The assumptions in Uncertainty in Catastrophe Models about model specification and nonsampling error reflect conditions prevalent a decade ago when it was published. The cat modeling industry should be credited with advances in model structure and the use of better underlying science – perhaps, now, model specification and nonsampling error factors should be smaller. However, the underlying limitations of sampling error and numerical approximation error still apply (another 11 years of hurricane experience have hardly made a difference here), and when one moves to smaller geographic units, the sampling error increases. (The nonsampling error probably increases as well, but we will give the modelers the benefit of the doubt on that.)
In statistics, the rule is: less data means more uncertainty. Consider, for example, Florida and Texas. They have experienced about 30 percent and 16 percent, respectively, of the major recorded U.S. landfalling hurricanes. Because sampling error is inversely proportional to the square root of the number of observations, the sampling error-driven uncertainty bands associated with PMLs on state-concentrated portfolios should be 1.8 and 2.5 times wider, respectively, than they would be for a national portfolio.
It is not as simple at the county level. Adjacent counties’ experience is not “independent” (in statistical parlance) so there should be an effort to carve the coastline into a meaningful number of relatively independent zones. There are perhaps four such zones in a typical coastal state. With that assumption, the county-level sampling error contributions should be about double the state error.
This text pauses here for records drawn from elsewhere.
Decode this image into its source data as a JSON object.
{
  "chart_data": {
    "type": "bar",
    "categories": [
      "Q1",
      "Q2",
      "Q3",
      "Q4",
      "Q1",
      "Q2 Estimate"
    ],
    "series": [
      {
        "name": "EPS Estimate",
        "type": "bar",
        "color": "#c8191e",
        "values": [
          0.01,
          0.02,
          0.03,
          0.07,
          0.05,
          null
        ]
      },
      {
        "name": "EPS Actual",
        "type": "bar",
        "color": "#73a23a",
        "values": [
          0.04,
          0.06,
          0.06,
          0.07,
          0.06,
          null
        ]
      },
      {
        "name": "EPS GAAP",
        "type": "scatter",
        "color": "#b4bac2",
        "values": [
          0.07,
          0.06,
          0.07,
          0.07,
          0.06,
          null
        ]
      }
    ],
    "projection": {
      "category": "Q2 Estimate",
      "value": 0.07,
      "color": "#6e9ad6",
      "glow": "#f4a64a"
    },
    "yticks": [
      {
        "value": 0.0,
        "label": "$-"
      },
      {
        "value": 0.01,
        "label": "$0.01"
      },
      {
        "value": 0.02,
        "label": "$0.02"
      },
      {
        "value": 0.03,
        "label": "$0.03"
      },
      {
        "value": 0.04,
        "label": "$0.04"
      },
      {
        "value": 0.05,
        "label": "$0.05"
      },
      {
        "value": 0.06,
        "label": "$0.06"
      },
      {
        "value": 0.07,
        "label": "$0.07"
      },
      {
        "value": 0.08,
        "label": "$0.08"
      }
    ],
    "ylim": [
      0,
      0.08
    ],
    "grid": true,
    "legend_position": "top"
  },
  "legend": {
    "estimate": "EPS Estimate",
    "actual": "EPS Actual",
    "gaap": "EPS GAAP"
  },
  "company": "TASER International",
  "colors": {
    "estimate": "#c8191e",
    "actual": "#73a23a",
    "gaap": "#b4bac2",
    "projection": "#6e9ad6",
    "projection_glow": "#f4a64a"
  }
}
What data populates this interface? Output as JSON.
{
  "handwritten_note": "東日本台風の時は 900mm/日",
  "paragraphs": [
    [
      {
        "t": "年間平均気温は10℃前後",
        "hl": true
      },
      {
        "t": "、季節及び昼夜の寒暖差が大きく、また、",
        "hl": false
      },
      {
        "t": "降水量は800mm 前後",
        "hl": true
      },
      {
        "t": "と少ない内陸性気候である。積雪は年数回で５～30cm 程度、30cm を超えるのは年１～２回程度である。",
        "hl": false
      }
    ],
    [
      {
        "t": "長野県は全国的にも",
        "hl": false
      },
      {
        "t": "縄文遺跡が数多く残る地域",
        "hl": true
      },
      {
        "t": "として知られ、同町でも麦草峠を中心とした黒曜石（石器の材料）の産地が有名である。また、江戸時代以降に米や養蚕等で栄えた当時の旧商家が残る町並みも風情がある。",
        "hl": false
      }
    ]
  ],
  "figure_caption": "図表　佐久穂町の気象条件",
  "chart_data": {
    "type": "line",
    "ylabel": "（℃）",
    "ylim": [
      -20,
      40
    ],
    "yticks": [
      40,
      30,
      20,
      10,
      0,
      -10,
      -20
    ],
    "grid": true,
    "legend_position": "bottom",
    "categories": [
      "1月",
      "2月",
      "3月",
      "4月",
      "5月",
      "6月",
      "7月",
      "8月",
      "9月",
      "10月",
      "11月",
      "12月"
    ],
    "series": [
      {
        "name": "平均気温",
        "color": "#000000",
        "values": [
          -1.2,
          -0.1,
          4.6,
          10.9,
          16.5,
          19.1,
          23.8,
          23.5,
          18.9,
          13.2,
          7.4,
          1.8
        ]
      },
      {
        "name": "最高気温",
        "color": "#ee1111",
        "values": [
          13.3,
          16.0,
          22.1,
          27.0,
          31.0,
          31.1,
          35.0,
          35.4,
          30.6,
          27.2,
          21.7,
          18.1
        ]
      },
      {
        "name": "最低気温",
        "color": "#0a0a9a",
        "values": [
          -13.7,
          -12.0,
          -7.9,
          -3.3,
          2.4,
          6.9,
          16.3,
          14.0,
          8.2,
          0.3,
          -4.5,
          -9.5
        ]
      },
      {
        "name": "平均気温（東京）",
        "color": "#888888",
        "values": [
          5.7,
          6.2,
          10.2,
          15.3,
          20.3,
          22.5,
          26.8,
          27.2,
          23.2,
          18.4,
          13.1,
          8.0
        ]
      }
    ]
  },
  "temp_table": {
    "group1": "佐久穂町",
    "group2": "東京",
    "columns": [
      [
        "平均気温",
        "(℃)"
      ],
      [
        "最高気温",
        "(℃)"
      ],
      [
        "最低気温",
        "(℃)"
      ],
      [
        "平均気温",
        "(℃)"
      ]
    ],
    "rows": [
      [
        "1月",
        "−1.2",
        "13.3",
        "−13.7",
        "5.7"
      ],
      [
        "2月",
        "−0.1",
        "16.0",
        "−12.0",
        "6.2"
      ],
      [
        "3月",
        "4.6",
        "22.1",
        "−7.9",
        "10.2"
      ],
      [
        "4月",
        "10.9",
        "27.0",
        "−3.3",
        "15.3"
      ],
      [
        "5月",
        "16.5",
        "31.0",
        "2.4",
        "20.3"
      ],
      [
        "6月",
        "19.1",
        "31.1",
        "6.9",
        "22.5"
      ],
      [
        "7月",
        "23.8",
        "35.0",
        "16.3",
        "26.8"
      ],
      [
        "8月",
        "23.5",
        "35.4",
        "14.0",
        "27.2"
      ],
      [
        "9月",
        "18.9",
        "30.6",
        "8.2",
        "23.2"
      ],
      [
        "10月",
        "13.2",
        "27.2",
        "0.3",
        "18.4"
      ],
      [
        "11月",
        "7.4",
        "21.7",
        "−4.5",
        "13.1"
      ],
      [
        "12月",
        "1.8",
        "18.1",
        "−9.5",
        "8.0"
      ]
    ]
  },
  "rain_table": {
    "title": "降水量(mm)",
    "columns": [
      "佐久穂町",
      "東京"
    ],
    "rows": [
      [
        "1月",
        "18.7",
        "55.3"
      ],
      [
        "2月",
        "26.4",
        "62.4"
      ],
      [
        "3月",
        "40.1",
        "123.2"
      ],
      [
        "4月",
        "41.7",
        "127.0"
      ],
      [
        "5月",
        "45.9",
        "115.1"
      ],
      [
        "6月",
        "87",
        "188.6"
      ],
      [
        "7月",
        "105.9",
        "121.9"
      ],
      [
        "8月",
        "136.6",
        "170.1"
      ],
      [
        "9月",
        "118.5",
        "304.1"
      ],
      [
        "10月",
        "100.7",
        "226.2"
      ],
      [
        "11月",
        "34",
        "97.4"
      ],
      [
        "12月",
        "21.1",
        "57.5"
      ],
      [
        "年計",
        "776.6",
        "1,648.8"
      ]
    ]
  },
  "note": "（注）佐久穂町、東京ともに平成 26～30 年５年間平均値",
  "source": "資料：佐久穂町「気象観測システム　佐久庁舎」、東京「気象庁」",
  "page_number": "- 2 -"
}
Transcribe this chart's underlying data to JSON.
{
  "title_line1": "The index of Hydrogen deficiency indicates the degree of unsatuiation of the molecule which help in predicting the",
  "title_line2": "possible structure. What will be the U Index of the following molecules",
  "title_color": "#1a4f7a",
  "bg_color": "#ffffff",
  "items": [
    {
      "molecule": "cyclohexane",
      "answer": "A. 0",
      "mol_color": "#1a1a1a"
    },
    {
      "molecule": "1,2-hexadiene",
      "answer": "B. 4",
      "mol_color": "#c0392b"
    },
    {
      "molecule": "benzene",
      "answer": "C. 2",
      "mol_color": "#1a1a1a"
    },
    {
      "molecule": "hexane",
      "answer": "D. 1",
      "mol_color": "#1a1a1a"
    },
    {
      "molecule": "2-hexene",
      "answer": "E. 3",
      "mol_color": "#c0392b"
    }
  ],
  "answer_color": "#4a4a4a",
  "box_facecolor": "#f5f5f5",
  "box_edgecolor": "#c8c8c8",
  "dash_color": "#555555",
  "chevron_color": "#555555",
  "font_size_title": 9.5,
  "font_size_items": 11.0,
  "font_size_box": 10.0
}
Combining all of the above assumptions, we can update the 1999 white paper and crudely estimate two standard error intervals for U.S. national, state and localized hurricane PML estimates as follows:
Figure 3 shows the two standard error uncertainty bands implied by reports given by the three principal model vendors. They were given to the Florida Commission for the 100-year hurricane PML of the Florida Hurricane Catastrophe Fund. It also shows the band implied by the above table. Each two-color bar represents one model’s estimates. The PML estimate in the center has been scaled to 100 percent. The top of the bar represents the upper uncertainty bound and the bottom represents the lower uncertainty bound. Evidently, the three vendors used dramatically different assumptions and/or methods for computing the uncertainties, and none of them are as wide as we calculate they must be.
The three major model vendors report widely varying levels of uncertainty in their outputs. We believe it is underestimated in all cases – in one instance, by a huge margin. GC bar is based on Guy Carpenter’s own analysis.
While the analyses discussed above focused on hurricane models in the United States, much of the same considerations apply to other perils and other countries, perhaps with more force. Atlantic hurricanes are represented by many decades of data and intense study. Surely the uncertainties surrounding earthquake risk in the New Madrid region of the United States or less well documented perils in other parts of the world must be larger.
In 1974, Dr. Friedman described his work as “providing an order of magnitude measure of overall loss potential associated with natural hazards.” This simple humility is worth emulating.
Notes:
1 Friedman, Don G. (1984) Natural Hazard Risk Assessment for an Insurance Program, The Geneva Papers on Risk and Insurance, Proceedings of the First Meeting of the International Working Group on Natural Disasters and Insurance (I), Vol. 9, No. 30, January.
2 Miller, David (1999) Uncertainty in Hurricane Risk Modeling and Implications for Securitization, Casualty Actuarial Society Discussion Paper Program.
3 Major, John A. (1999) Uncertainty in Catastrophe Models Part I: What is It and Where Does It Come From? (February); Uncertainty in Catastrophe Models Part II: How Bad is It? (March), Financing Risk & Reinsurance, International Risk Management Institute.